L’intérêt de procéder à une comptabilité de la population a été motivée en premier pour bien répartir l’effort de taxation ou pour s’assurer de la possibilité de financer les dépenses de l’état, par exemple, en vendant des rentes viagères. Dites annuités dans le monde anglo-saxon, elles étaient vendues par les états, dès le XVIème siècle, contre des versements annuels (à vie) au souscripteur ; sans idée de l’espérance de vie [1], donc sans calcul actuariel, la rentabilité des opérations fut pendant longtemps hasardeuse.

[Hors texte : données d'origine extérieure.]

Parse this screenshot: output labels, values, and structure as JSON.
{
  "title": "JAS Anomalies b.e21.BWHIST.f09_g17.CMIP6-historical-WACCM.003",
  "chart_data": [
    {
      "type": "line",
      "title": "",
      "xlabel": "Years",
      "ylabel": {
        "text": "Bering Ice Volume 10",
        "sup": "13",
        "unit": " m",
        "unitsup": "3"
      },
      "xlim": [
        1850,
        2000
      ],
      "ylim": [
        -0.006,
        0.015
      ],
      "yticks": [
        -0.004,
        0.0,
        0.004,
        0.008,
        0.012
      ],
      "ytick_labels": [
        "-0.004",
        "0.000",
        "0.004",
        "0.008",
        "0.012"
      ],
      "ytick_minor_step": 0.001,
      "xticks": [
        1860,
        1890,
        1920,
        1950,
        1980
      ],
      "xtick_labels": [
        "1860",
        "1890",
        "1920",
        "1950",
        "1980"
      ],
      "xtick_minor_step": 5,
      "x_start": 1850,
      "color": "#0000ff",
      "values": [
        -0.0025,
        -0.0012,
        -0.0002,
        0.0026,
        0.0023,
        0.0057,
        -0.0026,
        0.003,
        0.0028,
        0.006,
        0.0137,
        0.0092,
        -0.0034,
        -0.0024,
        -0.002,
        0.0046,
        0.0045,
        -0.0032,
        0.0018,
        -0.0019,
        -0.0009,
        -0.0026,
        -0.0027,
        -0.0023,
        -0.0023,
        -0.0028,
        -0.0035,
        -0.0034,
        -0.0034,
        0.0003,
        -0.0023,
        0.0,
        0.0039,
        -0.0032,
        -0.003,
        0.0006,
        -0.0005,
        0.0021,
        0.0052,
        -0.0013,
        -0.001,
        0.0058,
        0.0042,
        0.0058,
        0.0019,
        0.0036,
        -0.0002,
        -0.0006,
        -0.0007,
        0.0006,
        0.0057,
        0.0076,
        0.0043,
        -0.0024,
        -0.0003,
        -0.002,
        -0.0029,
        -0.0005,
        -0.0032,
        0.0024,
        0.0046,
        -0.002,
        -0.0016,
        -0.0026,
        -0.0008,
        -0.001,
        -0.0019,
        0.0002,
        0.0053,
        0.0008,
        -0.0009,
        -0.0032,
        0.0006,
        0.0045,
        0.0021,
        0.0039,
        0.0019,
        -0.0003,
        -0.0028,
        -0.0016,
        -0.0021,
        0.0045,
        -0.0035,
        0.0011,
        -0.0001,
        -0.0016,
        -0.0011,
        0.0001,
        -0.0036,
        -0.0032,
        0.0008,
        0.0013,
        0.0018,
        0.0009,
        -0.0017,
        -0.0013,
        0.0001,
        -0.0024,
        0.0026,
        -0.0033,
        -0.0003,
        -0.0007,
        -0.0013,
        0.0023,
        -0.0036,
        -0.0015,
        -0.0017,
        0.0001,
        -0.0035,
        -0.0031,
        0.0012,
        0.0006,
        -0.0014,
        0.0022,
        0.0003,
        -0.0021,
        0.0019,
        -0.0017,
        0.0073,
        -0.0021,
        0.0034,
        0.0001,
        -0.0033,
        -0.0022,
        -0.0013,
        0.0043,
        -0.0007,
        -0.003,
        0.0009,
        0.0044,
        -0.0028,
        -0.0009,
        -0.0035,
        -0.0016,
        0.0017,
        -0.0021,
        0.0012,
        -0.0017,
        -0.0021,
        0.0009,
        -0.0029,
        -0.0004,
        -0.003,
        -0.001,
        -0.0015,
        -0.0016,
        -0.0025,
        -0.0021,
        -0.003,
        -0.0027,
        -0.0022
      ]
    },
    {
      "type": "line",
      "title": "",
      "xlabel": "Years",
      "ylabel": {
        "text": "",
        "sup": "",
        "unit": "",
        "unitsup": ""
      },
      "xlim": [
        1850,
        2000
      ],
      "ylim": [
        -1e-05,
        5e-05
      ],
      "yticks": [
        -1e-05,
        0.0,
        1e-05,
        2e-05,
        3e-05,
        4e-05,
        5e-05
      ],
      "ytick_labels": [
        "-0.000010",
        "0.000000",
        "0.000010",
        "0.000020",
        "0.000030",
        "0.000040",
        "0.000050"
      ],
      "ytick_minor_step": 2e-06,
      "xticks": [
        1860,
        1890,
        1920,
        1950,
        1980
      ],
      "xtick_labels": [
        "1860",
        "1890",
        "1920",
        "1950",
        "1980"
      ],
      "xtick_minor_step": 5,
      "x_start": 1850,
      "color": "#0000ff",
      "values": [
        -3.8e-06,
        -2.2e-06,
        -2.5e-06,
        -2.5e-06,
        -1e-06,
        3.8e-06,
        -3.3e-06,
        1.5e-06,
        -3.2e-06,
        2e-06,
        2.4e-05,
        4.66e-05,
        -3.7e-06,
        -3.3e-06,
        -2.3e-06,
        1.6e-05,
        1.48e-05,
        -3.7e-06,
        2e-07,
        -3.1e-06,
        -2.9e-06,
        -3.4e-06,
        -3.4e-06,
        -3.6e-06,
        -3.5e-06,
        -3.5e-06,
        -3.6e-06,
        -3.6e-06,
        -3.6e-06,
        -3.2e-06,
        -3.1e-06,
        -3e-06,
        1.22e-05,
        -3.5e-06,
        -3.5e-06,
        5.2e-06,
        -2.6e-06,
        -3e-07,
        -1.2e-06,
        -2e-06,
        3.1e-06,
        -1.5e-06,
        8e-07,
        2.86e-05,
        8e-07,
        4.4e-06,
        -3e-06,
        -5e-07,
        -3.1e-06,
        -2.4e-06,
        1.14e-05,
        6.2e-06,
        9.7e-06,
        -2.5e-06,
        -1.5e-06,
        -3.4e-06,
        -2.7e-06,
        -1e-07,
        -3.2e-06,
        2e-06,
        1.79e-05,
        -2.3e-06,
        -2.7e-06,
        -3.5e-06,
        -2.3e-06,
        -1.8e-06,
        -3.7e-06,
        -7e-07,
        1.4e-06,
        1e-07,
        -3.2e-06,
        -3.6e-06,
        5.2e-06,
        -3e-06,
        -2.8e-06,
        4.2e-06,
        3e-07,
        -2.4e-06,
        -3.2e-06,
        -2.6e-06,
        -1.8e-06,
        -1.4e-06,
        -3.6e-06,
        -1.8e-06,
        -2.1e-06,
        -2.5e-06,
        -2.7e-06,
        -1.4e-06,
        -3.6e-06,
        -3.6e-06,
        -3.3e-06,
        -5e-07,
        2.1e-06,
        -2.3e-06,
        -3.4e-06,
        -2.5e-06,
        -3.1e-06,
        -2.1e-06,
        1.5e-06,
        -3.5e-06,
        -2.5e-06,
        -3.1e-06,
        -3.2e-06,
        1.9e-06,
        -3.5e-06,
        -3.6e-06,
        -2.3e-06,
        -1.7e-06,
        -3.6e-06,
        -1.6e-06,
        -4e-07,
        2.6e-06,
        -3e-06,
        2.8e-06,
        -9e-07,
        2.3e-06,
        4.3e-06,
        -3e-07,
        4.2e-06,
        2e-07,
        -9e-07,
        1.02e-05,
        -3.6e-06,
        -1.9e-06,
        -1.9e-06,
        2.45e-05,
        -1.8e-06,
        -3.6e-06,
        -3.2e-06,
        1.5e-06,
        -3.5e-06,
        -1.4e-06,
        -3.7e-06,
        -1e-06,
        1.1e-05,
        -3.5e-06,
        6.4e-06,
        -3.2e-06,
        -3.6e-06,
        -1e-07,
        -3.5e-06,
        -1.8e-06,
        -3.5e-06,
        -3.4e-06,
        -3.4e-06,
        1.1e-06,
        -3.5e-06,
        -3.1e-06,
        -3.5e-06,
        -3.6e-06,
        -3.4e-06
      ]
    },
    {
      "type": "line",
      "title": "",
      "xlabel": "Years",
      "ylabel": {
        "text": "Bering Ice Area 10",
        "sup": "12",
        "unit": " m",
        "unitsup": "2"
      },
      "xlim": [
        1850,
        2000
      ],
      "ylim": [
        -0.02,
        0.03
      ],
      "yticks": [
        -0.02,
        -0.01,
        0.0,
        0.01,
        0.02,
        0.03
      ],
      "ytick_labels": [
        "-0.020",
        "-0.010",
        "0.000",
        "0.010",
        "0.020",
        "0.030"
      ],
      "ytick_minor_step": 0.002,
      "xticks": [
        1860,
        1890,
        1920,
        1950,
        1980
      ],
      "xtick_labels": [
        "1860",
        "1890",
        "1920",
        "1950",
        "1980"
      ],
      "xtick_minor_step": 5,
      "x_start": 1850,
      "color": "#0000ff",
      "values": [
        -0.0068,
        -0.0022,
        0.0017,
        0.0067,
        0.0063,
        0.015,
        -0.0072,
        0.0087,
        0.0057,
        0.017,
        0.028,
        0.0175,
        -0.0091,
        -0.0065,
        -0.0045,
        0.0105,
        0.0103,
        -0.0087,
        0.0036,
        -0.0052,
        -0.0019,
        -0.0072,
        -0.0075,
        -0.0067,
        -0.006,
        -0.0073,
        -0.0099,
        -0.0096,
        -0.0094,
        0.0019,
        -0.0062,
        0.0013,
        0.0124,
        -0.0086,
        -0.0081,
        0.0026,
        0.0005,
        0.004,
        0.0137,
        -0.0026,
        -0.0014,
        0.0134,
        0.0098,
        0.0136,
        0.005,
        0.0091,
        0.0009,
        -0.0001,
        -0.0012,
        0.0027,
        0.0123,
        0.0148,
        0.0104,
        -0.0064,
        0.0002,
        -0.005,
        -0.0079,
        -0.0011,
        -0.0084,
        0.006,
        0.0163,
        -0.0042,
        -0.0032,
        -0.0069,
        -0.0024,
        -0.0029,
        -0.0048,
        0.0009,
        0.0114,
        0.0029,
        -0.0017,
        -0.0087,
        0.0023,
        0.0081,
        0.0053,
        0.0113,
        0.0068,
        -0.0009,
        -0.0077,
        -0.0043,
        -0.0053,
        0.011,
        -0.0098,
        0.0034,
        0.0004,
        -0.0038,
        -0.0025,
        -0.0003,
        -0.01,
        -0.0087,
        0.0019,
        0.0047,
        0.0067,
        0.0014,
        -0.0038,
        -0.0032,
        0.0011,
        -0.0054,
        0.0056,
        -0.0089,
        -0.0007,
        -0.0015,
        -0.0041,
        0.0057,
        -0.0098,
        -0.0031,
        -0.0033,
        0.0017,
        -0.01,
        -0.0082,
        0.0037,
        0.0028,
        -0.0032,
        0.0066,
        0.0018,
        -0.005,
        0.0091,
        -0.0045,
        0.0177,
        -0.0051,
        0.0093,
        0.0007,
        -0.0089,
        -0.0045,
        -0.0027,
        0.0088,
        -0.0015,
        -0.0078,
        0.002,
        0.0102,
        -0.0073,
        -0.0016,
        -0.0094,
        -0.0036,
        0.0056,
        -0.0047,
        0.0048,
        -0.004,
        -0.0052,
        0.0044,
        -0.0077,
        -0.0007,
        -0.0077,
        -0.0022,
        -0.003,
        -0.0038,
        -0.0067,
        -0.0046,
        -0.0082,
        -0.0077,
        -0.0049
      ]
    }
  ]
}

Le comptage des foyers ou des fenêtres a servi, en premier, de base du calcul, plutôt que celui des corps, la possibilité de procéder à des recensements ne venant que plus tard [2]. De nouvelles abstractions seront créées : société, travail, marché…, des « espèces de tous » selon l’expression de Vauban, bien avant de pouvoir stabiliser leurs contenus et de choisir, à partir de la profusion des chiffres produits, la manière de les exprimer et de s’en servir à des fins politiques. Cette phase d’enthousiasme statistique (Hacking, 1983) alimentera la transformation, exprimée par le juriste Alain Supiot, comme le passage d’un gouvernement par les lois à une gouvernance par les nombres (Supiot, 2015). Les intentions initialement affichées par les premiers « réformateurs » se présentaient comme philanthropiques, mais avec le recul ?
Les conditions étaient réunies pour opérer la transformation qu’Ulrich Beck, en 1992, a exprimé par le titre de son ouvrage : la Société du risque. Ici, nous ne discuterons pas de la phase dite de modernité réflexive que l’auteur aurait décelée, mais nous partirons de son constat premier : l’envahissement de nos vies par les risques de toutes sortes, menant aussi, p.ex., à des besoins croissants en assurances, en tant que technologie abstraite du risque, comme accident et non comme un concept. Émerge alors une société assurancielle, comme l’affirmait François Ewald (1986), où il n’y a plus lieu de séparer assurances sociales et privées, puisqu’elles procèdent des mêmes mutualisations du risque et techniques actuarielles. L’assurance, qui donne un nouveau mode d’existence à des événements jusqu’alors redoutés, devient alors créatrice de valeur. Elle se fonde sur une rationalité (calculée) et non une éthique. Ainsi, la mise en place de ce type de calcul, ne date que de la deuxième moitié du XIXème siècle, une fois la théorie des probabilités aboutie, telle que nous la connaissons encore aujourd’hui. La statistique accède alors au statut de science.